Highmark says dental care saves diabetics thousands in drug costs
By Alex Nixon
Published: Wednesday, November 14, 2012, 10:04 a.m.
Updated: Tuesday, February 5, 2013
Diabetics who receive regular dental care and treatment for gum disease spent an average of $1,477 less per year on prescription drugs than diabetics who don't see dentists, an insurance industry study found.
Highmark Inc. subsidiary United Concordia Dental on Wednesday released results of the study, which examined claims records of 1.7 million patients with United Concordia dental insurance and Highmark medical insurance.
It followed results released in March that showed diabetics who received regular dental treatments spent $1,814 less each year on hospitalizations and doctor visits.
United Concordia's dental director, Jim Bramson, said the oral health study — the largest of its kind — delivers a strong message.
“Annual health care savings of more than $3,200 are possible when you combine the medical and pharmacy savings for individuals with diabetes (who) are treated for gum disease,” Bramson said.

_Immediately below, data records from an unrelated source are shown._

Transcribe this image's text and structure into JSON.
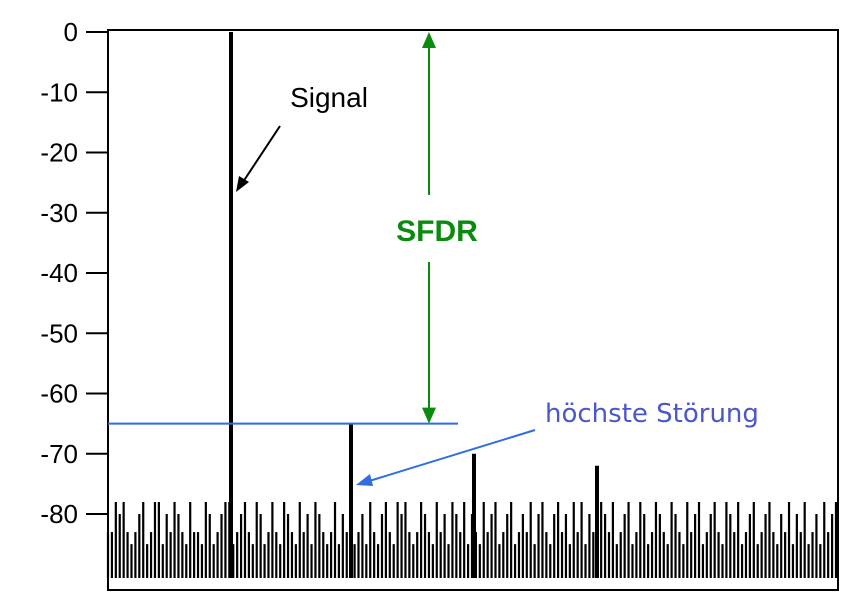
{
  "chart_data": {
    "type": "bar",
    "title": "",
    "xlabel": "",
    "ylabel": "",
    "ylim": [
      -90,
      0
    ],
    "yticks": [
      0,
      -10,
      -20,
      -30,
      -40,
      -50,
      -60,
      -70,
      -80
    ],
    "grid": false,
    "signal": {
      "label": "Signal",
      "value": 0
    },
    "highest_spur": {
      "label": "höchste Störung",
      "value": -65
    },
    "second_spur": {
      "value": -70
    },
    "third_spur": {
      "value": -72
    },
    "sfdr": {
      "label": "SFDR",
      "top": 0,
      "bottom": -65
    },
    "noise_floor_values": [
      -83,
      -83,
      -78,
      -80,
      -78,
      -83,
      -85,
      -83,
      -80,
      -78,
      -85,
      -83,
      -78,
      -78,
      -85,
      -80,
      -83,
      -78,
      -80,
      -83,
      -85,
      -78,
      -83,
      -83,
      -85,
      -78,
      -80,
      -85,
      -83,
      -80,
      -78,
      -78,
      -85,
      -83,
      -80,
      -78,
      -83,
      -85,
      -78,
      -80,
      -85,
      -83,
      -78,
      -83,
      -85,
      -78,
      -80,
      -83,
      -85,
      -78,
      -83,
      -80,
      -85,
      -78,
      -80,
      -83,
      -85,
      -83,
      -78,
      -85,
      -80,
      -83,
      -78,
      -85,
      -83,
      -80,
      -85,
      -78,
      -83,
      -85,
      -80,
      -78,
      -83,
      -85,
      -78,
      -80,
      -78,
      -83,
      -85,
      -83,
      -78,
      -80,
      -83,
      -85,
      -78,
      -83,
      -80,
      -85,
      -78,
      -80,
      -83,
      -78,
      -85,
      -80,
      -83,
      -85,
      -78,
      -83,
      -80,
      -78,
      -85,
      -83,
      -80,
      -78,
      -85,
      -83,
      -80,
      -83,
      -78,
      -85,
      -80,
      -78,
      -83,
      -85,
      -80,
      -78,
      -83,
      -80,
      -85,
      -78,
      -83,
      -78,
      -85,
      -80,
      -83,
      -85,
      -78,
      -80,
      -83,
      -78,
      -85,
      -83,
      -80,
      -78,
      -85,
      -83,
      -78,
      -80,
      -85,
      -83,
      -78,
      -80,
      -83,
      -85,
      -78,
      -80,
      -83,
      -85,
      -78,
      -83,
      -80,
      -78,
      -85,
      -83,
      -80,
      -78,
      -83,
      -85,
      -78,
      -80,
      -83,
      -78,
      -85,
      -83,
      -80,
      -78,
      -85,
      -83,
      -80,
      -78,
      -83,
      -85,
      -80,
      -83,
      -78,
      -85,
      -80,
      -83,
      -78,
      -85,
      -83,
      -80,
      -85,
      -78,
      -83,
      -80,
      -78
    ]
  },
  "colors": {
    "sfdr": "#0b8a10",
    "spur_line": "#2f6ee0",
    "spur_text": "#4b57c9",
    "ink": "#000000"
  }
}
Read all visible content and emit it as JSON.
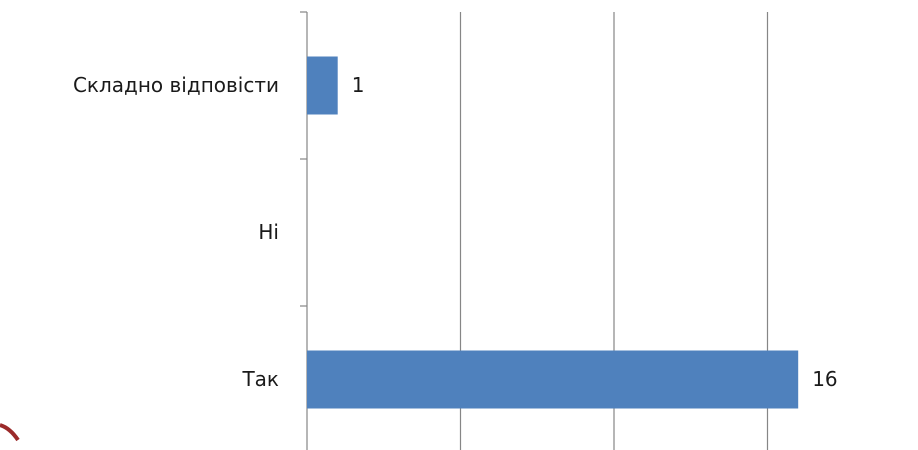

In the latest results, patients treated at least seven times for gum disease showed the average reduction in pharmacy costs. The March results showed that diabetics who received treatment for gum disease had 33 percent fewer hospitalizations and 13 percent fewer doctor visits than those who didn't seek dental treatment.
In response to its findings, United Concordia this fall introduced a benefit called UCWellness in 26 states, including Pennsylvania, Bramson said. It can be added to dental plans for the 2013 benefit year to cover 100 percent of costs for added treatments such as cleaning and surgery, he said.
United Concordia estimated a company with 2,000 employees is likely to have 200 to 250 people with diabetes. If just six of those workers made use of benefits, the projected medical savings would cover the employer's cost of UCWellness, Bramson said.
Dr. Anthony J. Cannon, a Hamilton, N.J., endocrinologist and regional board president for the American Diabetes Association who reviewed the results for United Concordia, said the study's findings “are consistent with an emerging body of evidence associating gingivitis, type 2 diabetes and vascular disease.”
Highmark and United Concordia plan to expand the study to try to determine whether improved oral health can reduce costs associated with preterm births, heart disease and stroke.